OS 6" map, Roxburghshire, (1923).
Earthwork, Lanton Moor (2). This simple earthwork (RCAHMS 1956, fig.293), now planted with trees, lies at a height of 550ft OD on the broad and almost level crest of Lanton Moor- a situation of no defensive strength. The earthwork is oval in shape, measuring 230ft from E to W by 155ft transversely. The bank, of heaped earth and stones, was quarried from an external ditch, a few traces of which can be seen where silting and cultvation have not entirely obliterated it. Where best preserved, at the W end, the bank is 4ft high ; there is an entrance-gap in the E end. Outside the W end of the structure there are three separate straight earthen banks, each about 3ft 6in. high, the purpose of which is obscure. The first, which lies about 40ft from the bank of the earthwork, is 130ft in length and runs from NW to SE. The second, lying about 45ft beyond the first and almost parallel to it, is 150ft in length and has a ditch on the SW side. The third, which is 70ft long, lies N of the first and runs from NE to SW.
RCAHMS 1956, visited 18 May 1948.
In the absence of excavation, over eighty earth-works in the county cannot be classified either because they do not conform to recognised types or because their plans are not sufficiently distinctive. A few of these, occupying commanding positions on hilltops or the crests of ridges, are unlikely to be later than the 11th century ; such are Bonchester Hill (no.278), the group of earthworks on Whitcastle Hill (no.865), and five roughly D-shaped earthworks lying within a radius of two miles between the River Teviot and the Slitrig Water-Gray Hill 2 (no.999), Birny Knowe (no.995), Crom Rig (no.1000), Dodburn (no.160, ii), and Pen Sike (no.168)-which are characterised by ramparts massive in proportion to their size. The majority, however, are situated on hill-sides or in the bottoms of valleys, generally below the 800ft. contour, and are probably mediaeval.
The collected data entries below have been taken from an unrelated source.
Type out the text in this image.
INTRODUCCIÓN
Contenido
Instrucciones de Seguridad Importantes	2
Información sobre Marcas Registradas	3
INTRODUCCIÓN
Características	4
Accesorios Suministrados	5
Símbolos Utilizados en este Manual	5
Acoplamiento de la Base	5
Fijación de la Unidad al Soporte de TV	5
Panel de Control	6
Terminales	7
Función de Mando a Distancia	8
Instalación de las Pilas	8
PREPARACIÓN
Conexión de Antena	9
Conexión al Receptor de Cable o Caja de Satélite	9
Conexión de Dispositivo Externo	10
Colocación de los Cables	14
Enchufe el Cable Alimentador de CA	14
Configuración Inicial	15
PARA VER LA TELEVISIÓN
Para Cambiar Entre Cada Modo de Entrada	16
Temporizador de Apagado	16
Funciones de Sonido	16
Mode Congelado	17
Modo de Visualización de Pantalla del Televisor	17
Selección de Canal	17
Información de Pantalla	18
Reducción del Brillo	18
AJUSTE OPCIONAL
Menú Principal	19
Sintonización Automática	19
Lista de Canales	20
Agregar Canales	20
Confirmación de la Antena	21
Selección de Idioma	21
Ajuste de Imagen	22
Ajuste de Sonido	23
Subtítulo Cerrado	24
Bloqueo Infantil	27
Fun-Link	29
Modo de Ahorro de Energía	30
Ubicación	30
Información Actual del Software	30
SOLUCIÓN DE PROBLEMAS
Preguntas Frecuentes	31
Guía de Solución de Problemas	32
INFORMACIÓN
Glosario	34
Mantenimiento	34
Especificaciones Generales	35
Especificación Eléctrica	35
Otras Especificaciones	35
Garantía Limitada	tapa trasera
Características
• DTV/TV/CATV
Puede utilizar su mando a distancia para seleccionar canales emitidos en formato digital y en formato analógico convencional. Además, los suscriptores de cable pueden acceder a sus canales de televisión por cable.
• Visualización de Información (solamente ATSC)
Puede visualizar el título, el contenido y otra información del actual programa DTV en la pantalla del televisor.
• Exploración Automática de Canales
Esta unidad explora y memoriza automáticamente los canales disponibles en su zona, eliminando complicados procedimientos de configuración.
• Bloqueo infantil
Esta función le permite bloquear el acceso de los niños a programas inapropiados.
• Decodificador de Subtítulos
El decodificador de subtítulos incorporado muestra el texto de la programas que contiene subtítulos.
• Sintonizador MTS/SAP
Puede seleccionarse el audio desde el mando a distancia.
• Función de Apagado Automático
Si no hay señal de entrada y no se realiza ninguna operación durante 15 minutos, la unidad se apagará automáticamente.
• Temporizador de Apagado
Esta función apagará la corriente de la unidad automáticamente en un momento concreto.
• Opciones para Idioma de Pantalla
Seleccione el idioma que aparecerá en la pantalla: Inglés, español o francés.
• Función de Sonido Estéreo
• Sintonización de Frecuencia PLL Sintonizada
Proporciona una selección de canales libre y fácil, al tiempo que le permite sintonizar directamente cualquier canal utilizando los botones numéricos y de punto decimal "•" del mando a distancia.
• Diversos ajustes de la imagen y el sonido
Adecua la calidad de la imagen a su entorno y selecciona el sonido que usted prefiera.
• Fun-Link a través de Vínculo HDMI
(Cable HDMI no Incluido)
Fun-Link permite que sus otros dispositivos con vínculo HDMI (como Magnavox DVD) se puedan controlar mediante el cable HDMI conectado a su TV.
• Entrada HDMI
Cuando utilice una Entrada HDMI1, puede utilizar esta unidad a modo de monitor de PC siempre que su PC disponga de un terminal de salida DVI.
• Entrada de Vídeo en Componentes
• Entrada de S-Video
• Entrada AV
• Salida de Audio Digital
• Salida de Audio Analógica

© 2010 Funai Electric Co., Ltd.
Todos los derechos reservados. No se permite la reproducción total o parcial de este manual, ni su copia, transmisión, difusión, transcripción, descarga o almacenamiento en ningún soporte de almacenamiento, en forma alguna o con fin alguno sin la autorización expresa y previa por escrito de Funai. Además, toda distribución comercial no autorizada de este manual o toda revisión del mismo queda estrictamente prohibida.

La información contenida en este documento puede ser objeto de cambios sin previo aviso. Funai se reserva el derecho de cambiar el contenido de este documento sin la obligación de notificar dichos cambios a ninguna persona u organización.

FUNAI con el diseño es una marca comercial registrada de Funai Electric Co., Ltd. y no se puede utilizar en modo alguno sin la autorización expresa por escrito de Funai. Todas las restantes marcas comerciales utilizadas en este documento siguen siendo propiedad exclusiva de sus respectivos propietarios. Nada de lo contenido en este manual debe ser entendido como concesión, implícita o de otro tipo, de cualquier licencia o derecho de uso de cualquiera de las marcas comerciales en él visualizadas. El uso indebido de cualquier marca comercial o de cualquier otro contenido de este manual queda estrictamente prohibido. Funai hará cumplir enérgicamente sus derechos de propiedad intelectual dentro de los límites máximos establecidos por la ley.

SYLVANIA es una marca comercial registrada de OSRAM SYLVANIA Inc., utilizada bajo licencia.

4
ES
Most of these lower-lying structures, of which the out-standing examples are Timpendean (no.
435), Iron Castle (no.945), and Scraesburgh (no.466), were evidently designed for habitation and presumably contained wooden buildings ; but a few of the simpler earthworks such as Huntly Burn (no.51) may have been enclosures for stock.
This earthwork, purpose uncertain, but not defensive, is generally as described by RCAHM. There are vague indications of a possible bank enclosing the earthwork on the N, E and S sides, at a distance of c 12, 40, and 20m respectively from the main enclosing bank; but this was too uncertain in thick undergrowth for survey action.
Re-Surveyed at 1/2500.
Visited by OS (WDJ) 1 February 1967.